Möglicherweise führte der Dreissigjährige Krieg (1618-1648) zu einem ersten Wachstum von La Chaux-de-Fonds, dessen geografische Lage den Handel begünstigte. Nach mehreren Anfragen erhielten die Einwohner das Recht, eine eigene Mairie einzurichten: Am 2. Dezember 1656 unterzeichnete der Fürst von Neuenburg, Henri II. d'Orléans-Longueville, die entsprechende Urkunde. Damit wurde aus der Pfarrei auch eine Verwaltungseinheit (Gemeinde) und ein eigener Niedergerichtsbezirk (Mairie). Die Gemeinde konnte nun drei Jahrmärkte und einen Wochenmarkt abhalten. Ihr Territorium wurde durch das Gebiet von Boinod im Süden leicht erweitert. Der Neuenburger Gouverneur Jakob von Stäffis-Molondin (Stavay-Molondin) ernannte Abraham Robert (1619-1679), Notar und Sekretär des Staatsrats, zum Maire. Robert überprüfte die Rechtstitel und verfasste die "Description de la frontière des Montagnes de Valangin". Eine erste Gemeindeschule wurde 1688 eröffnet.

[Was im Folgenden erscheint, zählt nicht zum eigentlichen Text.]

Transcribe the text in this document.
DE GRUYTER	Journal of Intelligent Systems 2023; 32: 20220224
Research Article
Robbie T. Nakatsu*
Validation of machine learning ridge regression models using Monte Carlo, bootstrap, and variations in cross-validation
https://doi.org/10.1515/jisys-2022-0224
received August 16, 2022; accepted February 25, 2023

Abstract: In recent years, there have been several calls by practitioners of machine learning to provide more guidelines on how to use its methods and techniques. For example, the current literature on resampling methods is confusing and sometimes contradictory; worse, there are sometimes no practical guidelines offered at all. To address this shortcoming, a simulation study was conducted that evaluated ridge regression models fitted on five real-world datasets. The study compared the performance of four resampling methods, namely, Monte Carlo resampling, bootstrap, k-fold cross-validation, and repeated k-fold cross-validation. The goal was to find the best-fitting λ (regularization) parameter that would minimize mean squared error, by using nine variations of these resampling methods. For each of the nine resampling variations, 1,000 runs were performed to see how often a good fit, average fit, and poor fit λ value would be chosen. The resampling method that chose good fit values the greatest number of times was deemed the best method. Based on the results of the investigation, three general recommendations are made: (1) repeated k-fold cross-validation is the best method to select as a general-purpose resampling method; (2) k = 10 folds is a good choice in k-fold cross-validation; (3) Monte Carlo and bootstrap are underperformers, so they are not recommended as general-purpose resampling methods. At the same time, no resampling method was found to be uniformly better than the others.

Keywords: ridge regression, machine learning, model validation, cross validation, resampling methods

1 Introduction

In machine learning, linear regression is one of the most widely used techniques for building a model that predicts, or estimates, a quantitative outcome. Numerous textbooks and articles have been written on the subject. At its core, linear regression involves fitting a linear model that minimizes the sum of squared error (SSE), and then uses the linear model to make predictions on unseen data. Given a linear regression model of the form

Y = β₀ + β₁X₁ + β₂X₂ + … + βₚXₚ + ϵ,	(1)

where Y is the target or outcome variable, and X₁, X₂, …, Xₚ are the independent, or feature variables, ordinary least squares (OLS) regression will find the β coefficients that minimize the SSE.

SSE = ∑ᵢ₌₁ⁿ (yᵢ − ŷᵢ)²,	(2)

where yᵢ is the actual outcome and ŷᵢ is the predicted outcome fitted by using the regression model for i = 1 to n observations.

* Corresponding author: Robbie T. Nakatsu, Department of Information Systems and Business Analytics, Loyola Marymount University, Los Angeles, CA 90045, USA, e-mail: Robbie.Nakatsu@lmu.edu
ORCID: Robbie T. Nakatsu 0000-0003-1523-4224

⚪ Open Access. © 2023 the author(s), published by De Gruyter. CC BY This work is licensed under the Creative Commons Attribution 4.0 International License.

Die in mehreren Höfen erhaltene Bausubstanz lässt auf einen relativen bäuerlichen Reichtum im 17. Jahrhundert schliessen. Die Entwicklung des Handwerks blieb dagegen bescheiden. Andere Wirtschaftszweige entfalteten sich erst im 18. Jahrhundert mit der Spitzenklöppelei und der Uhrmacherei. Letztere breitete sich von Genf kommend der Jurakette entlang aus und wurde zur Zusatzbeschäftigung von Bauern und Handwerkern. Hinzu kamen qualifizierte Schmiede und Schlosser, die eingeführte Metalle verarbeiteten. Um die Mitte des 18. Jahrhunderts zählte man im Gebiet von La Chaux-de-Fonds rund 500 Spitzenklöpplerinnen. Bis 1800 sank deren Zahl auf 300, da die Uhrmacherei, welche sich schon in vorindustrieller Zeit als wichtige Branche etablierte, die Spitzenfabrikation stark konkurrenzierte. Die Uhrenherstellung erfolgte vom Beginn des 18. Jahrhunderts an im arbeitsteiligen System des établissage, einer speziellen Form des Verlagssystems. La Chaux-de-Fonds war bekannt für seine Pendulen, die auf den Jahrmärkten angeboten wurden. Um 1750 zählte man 68 Penduliers, 8 Kunstschreiner und 4 Bronzegiesser. Einige Penduliers aus La Chaux-de-Fonds wurden berühmt: so Josué Robert, königlicher Uhrmacher, oder Pierre Jaquet-Droz und seine Familie, bekannt für ihre Automaten. Freizügige Bestimmungen förderten die Einwanderung von Arbeitern aus der Schweiz, vor allem aus Genf, und aus der Freigrafschaft Burgund zur Verstärkung des einheimischen Handwerks. Die Uhrmacher entwickelten eine eigene Kultur, welche die Mentalität und Lebensweise im kleinen Ort allmählich veränderte.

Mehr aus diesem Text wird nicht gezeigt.